VIDA URBANA
Kay France comemora 30 anos da travessia que entrou para história
Canal da Mancha separa a Inglaterra do continente europeu e hoje pode ser atravessado pelo ar, em barcos e até por baixo da terra.
Publicado em 24/05/2009 às 11:39
Renato Félix
O Canal da Mancha separa a Inglaterra do continente europeu e hoje, pode ser atravessado pelo ar, em barcos e até por baixo da terra. Mesmo assim, inúmeras pessoas já se aventuraram a cruzá-lo a nado. Não foram poucos os atletas experientes que tiveram problemas com a água gelada e as correntes marítimas dos 33 quilômetros que separam Dover, na Grã-Bretanha, de Calais, na França – o ponto mais próximo entre os dois lados. Poucas foram as crianças que tentaram e conseguiram – e a primeira foi a paraibana Kay France, aos 11 anos de idade, travessia que completa 30 anos em agosto.
E pensar que três anos antes ela nem sabia nadar.
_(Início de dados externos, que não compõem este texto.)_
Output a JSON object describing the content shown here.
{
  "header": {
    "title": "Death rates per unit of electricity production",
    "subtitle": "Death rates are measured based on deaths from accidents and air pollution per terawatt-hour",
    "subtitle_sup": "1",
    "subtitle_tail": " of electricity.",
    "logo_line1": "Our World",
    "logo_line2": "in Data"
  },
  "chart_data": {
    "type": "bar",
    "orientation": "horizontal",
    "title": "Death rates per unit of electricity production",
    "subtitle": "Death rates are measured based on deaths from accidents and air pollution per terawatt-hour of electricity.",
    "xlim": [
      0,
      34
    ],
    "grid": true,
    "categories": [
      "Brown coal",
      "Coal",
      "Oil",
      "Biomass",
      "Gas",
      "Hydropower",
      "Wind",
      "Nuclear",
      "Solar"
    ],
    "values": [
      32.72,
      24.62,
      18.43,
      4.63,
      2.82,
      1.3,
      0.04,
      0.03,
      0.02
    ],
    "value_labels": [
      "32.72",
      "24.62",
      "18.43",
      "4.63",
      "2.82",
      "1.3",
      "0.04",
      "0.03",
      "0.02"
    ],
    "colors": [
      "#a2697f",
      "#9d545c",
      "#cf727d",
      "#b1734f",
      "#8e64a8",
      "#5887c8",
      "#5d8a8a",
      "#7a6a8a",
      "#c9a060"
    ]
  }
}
Foi quando leu uma reportagem na revista Realidade que falava sobre a travessia. “A matéria dizia que nunca uma mulher latino-americana tinha atravessado o canal”, conta ela, hoje médica e morando na cidade de Piancó.
“Mas não pensei em fazer a travessia: não sabia nadar e nem meu pai tinha dinheiro para ser sócio de clube”. Mas o pai, o ex-pugilista José Sales Pontes, a colocou na natação e passou a correr com ela na praia.
A primeira das muitas manchetes de Kay foi esta do Notícias Populares, jornal sensacionalista de São Paulo, que contava – do jeito deles – a história da menina paraibana que se perdeu no mar, durante o carnaval. Com seis meses de natação, ela já fazia travessias longas enquanto o pai a observava da areia. Um dia, saiu da ponta do Cabo Branco e... “Quando percebi, estava distante e quase não via a terra”, lembra. “Anoiteceu e nadei instintivamente para a direita. Quando vi uma luzes, pensei: ‘É um barco ou uma casa’. E nadei em direção a ela”.
Era uma casa, onde hoje é o bairro do Poço, em Cabedelo. O dono era um médico, que já tinha ouvido sobre o desaparecimento no rádio – e, anos depois, viria a ser professor de Kay na faculdade de Medicina. “Isso chamou a atenção da imprensa nacional”, recorda ela.
Quando foi procurada pela revista Veja, Kay disse que só falaria se a repórter conseguisse para ela o endereço de Abílio Couto, até então o único brasileiro a realizar a façanha – e duas vezes, em 1958 e 1959 (e a segunda delas, fazendo ida e volta). Ela começou a trocar correspondências com ele, que morava em São Paulo. Ao perceber o talento da garota, veio conferir pessoalmente – e ficou impressionado. “Você vai ter que atravessar Mancha ou beber o canal inteiro, até ficar seco”, disse, em um dos telegramas enviados a Kay.
Não foi fácil. “Era complicado dizer para alguém que aquilo passava pela minha cabeça”, diz. Quando revelou seu objetivo a Sales, ele não viu outra opção: a levou a um psiquiatra. “Na escola, minhas colegas achavam que eu queria aparecer”, lembra. Mas ela conseguiu convencer os pais e mudou-se para São Paulo para intensificar os treinamentos.
A Gazeta, 17 de setembro de 1977. Numa coletiva após mais um teste, Kay havia surpreendido todos os jornalistas ao romper com Abílio Couto. O ponto da discórdia: ela queria ir já no ano seguinte tentar a travessia e o ex-nadador preferia esperar mais. “Eu acho que ele não quer que eu vá agora, porque tem uma proposta de uma firma de São Paulo que patrocinaria o meu treinamento no ano que vem e ele receberia um pagamento por isto”, disse à Folha da Tarde, de 14 de setembro.
Na mesma entrevista, ela mostrava que iria em frente. “Agora é muito tarde para desistir”, afirmou à Folha da Tarde. “Eu preciso dar uma satisfação àquelas pessoas que acreditaram em mim, à imprensa e ao ministro da Educação, Nei Braga, que liberou 100 mil cruzeiros”. O pai assumiu a coordenação dos treinamentos.